Tra gli ambiti di collaborazione già individuati c’è il progetto “Brics” dell’Università di Parma, dedicato ai paesi emergenti: Legacoop Reggio Emilia, insieme con Coopfond e Coop. Boorea, sosterrà il progetto “BRICS. Potenziamento della dimensione internazionale della ricerca e della formazione in cooperazione con le Thertiary Education Institutions dei Paesi emergenti”.

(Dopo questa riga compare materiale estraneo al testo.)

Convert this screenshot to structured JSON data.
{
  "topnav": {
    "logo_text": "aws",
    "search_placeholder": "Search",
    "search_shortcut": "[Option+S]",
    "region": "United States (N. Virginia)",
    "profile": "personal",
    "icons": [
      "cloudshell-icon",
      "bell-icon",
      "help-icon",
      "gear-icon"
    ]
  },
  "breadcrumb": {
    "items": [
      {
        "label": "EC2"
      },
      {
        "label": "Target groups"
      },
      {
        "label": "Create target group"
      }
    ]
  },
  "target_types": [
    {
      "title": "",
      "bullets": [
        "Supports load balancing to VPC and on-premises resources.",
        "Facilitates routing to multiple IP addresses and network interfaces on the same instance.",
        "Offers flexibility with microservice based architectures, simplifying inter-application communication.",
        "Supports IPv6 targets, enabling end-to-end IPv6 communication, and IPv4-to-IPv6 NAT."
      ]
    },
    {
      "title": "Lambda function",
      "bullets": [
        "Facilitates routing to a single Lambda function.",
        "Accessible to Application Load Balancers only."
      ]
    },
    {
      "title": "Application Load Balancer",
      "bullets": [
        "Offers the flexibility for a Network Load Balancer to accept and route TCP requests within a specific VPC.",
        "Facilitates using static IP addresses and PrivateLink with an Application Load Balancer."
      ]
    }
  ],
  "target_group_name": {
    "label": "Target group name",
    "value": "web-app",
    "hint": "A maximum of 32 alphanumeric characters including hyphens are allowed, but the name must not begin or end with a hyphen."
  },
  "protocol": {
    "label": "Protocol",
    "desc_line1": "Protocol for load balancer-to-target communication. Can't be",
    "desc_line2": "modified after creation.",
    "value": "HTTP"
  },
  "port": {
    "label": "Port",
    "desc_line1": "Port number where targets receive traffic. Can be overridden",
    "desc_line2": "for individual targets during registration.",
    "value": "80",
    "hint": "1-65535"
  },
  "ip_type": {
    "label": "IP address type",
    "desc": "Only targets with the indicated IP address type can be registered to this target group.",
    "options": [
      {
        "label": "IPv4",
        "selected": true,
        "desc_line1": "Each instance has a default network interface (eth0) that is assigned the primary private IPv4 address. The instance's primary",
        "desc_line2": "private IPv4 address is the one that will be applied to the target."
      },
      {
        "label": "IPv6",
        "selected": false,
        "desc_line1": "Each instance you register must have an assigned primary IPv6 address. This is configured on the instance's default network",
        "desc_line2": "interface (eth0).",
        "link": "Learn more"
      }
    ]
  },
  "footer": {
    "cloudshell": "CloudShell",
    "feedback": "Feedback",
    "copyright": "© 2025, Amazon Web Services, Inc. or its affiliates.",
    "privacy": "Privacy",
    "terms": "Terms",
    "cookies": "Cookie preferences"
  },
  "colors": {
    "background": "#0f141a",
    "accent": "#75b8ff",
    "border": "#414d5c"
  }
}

E tra gli obiettivi delle due parti c’è la creazione di un centro dedicato ai temi cooperativi: Legacoop fornirà supporto alla creazione di un Centro internazionale di studi cooperativi all’interno dell’Università€ degli Studi di Parma, che possa allacciare relazioni su scala globale e rappresentare un punto di riferimento strategico e imprescindibile per il movimento cooperativo internazionale. Ruolo cruciale del centro sarà̀€ inoltre la capacità di attrarre risorse comunitarie (principalmente tramite fondi europei) utili alla ricerca scientifica e alla valorizzazione della forma cooperativa su larga scala.

 

La cooperazione in Italia – Le origini

Dal 10 al 13 ottobre 1886, 100 delegati, in rappresentanza di 248 società e di 70.000 soci, si riuniscono in Congresso a Milano per dare vita a una strutturazione organizzativa che assicuri lo sviluppo e il coordinamento di un movimento cooperativo assai variegato. Nasce allora la Federazione Nazionale delle Cooperative, che nel 1893 si trasformerà in Lega delle Cooperative e Mutue. All’interno della Lega in quegli anni trova espressione anche l’altro grande filone di ispirazione della cooperazione italiana: quello cattolico, portatore di una concezione interclassista della cooperazione, imperniata su un forte solidarismo sociale.
Nel 1919 i cattolici escono dalla Lega e fondano la Confederazione delle Cooperative.
Nel 1924 iniziano gli anni bui: poteri di controllo (e scioglimento) sugli enti sociali (tra cui le cooperative) vengono assegnati ai Prefetti, e nel 1925 vengono sciolte Lega e Confederazione, accusate di svolgere “opera antinazionale”. Vengono sciolte circa 4.000 cooperative.
Nel 1947 l’assemblea costituente vota la nuova Costituzione che, all’art. 45, “riconosce la funzione sociale della cooperazione a carattere di mutualità e senza fini di speculazione privata. La legge ne promuove e favorisce l’incremento con i mezzi più idonei e ne assicura, con gli opportuni controlli, il carattere e le finalità”.
Nel tempo le cooperative si sono sviluppate fortemente e oggi operano in ogni settore economico: agricoltura e agroindustria, distribuzione, edilizia e costruzioni, industria, servizi, cultura, finanza, servizi sociali ed educativi, servizi alla comunità, e rappresentano circa l’8% del Pil italiano.
Il futuro delle cooperative italiane sarà unitario. È stata infatti costituita l’Alleanza delle Cooperative Italiane che diventerà nel prossimo futuro la Centrale Unica della Cooperazione italiana.

Legacoop in cifre:
fatturato 2013 stimato: 81.736 milioni di euro, con una crescita del 4,9% rispetto al 2012
occupati 2013 stimati: 497.132, con una crescita dello 0,7% rispetto al 2012
soci 2013 stimati: 8.951.546, con una crescita dell’1,2% rispetto al 2012.


Legacoop RE in cifre:
201 cooperative
725.000 soci
46.000 persone occupate
7 mld euro fatturato aggregato

I tempi cambiano ma la funzione sociale della cooperazione rimane quanto mai attuale. Oggi, di fronte al fallimento di tanti paradigmi economici e nel mezzo di una crisi drammatica che sta penalizzando pesantemente le nuove generazioni, la cooperazione si riafferma come possibile modello alternativo che, basato sul “fare insieme”, sull’accumulazione collettiva e intergenerazionale, sulla valorizzazione
delle persone, del loro lavoro e della loro intelligenza, può disegnare un’economia più sostenibile ed armonica, per una società più equa e inclusiva.